Pregabalin therapy may alleviate the symptoms of this paralyzing form of dread.

It seems to have done that for Cathy Jones. She was randomized into the active arm of the study, and Kormos and Isenberg explained to her that she might receive an inactive placebo. She quickly realized that she had not.

“I knew within three days,” Jones recalls. “My body told me that it felt different. I just knew I wasn’t on a sugar pill.”

Jones has since been part of the open-label group of patients. After completing the initial 12-week study, she was offered an opportunity to continue taking the study drug.

It was an easy decision, considering that she has not had a panic attack since last winter. That followed six months in which the attacks were coming almost daily.

A possible solution

Jones never sought the psychiatric help she needed because she was secretly worried that she was crazy, and she thought a psychiatrist might confirm that fear.

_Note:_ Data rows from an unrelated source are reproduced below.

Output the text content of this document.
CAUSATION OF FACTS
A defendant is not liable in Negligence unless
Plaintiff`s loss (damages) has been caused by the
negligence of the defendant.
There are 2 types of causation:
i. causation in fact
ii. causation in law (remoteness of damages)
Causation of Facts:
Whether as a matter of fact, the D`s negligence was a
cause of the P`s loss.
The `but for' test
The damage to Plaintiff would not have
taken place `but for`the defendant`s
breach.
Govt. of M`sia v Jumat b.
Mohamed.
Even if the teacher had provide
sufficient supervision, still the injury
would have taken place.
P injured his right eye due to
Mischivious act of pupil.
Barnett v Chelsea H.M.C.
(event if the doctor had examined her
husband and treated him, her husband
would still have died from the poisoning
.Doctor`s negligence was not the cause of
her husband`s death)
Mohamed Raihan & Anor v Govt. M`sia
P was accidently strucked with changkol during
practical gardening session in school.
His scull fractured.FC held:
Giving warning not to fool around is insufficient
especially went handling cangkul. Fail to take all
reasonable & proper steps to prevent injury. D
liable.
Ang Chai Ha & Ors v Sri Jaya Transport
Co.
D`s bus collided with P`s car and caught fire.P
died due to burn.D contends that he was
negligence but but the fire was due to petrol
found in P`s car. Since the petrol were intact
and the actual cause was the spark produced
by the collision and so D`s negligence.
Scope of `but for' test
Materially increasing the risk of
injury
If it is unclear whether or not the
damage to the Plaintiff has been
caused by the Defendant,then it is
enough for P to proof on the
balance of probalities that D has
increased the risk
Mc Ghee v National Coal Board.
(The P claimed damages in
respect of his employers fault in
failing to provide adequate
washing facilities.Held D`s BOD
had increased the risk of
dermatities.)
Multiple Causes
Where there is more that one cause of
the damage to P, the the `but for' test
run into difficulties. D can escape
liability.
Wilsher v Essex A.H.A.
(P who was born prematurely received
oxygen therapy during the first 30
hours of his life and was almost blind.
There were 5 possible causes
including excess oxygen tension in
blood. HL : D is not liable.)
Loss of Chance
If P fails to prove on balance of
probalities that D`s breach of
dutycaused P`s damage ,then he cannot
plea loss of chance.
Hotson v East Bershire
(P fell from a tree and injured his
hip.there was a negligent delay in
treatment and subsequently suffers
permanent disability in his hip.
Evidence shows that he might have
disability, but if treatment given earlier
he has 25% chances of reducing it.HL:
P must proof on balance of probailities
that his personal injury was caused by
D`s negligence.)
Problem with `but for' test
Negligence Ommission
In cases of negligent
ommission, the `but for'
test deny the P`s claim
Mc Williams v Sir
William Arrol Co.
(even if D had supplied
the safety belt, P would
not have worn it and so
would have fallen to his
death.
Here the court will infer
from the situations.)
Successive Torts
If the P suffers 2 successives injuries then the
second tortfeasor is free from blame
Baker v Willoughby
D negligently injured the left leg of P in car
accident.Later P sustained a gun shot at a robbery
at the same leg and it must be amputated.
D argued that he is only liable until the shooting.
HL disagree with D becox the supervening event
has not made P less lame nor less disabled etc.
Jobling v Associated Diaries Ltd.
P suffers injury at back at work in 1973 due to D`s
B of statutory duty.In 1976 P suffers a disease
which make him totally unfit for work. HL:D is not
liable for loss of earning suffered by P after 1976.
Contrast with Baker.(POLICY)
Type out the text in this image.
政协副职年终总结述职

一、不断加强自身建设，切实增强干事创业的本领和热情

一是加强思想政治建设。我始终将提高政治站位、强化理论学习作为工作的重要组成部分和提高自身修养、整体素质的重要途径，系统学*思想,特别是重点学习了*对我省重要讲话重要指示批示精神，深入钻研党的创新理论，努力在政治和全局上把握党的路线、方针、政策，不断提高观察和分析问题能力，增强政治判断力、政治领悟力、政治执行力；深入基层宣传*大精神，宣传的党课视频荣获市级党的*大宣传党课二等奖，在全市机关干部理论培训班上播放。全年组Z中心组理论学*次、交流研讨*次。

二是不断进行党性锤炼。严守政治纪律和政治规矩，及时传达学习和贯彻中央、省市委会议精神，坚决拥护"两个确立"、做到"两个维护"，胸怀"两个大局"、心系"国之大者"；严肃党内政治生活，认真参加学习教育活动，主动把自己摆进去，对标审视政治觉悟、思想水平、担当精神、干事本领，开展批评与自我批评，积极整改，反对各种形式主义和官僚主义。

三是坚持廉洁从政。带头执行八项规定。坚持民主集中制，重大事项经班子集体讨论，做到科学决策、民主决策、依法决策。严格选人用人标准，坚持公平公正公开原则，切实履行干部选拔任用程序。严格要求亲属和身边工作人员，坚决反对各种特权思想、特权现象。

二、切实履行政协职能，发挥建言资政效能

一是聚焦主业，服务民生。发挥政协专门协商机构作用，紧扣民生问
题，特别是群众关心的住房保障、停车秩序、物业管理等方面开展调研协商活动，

“I would think, ‘When will I have another attack? What am I going to be doing when it happens? What if I’m in a car? What if I have my son with me?’ For me, the fear of having people think I was crazy was as bad as the attacks themselves,” she says.

“Cathy is fairly typical of the patients we see,” says Kormos. “She had been told so many things over the years, and no one had been able to make the problem go away. Because so few of these patients get proper treatment, after a while people like Cathy can begin to think that they, themselves, are the problem.”

Kormos and Isenberg are optimistic that pregabalin will help people like Jones and that once the word is out, more people with panic disorder will seek help.

“No treatment is going to work for everybody all of the time,” Isenberg warns. “We simply want something that’s very safe and can help some people with panic disorder. It appears possible—we have to wait for the results of the trial—that this medication may offer those things.”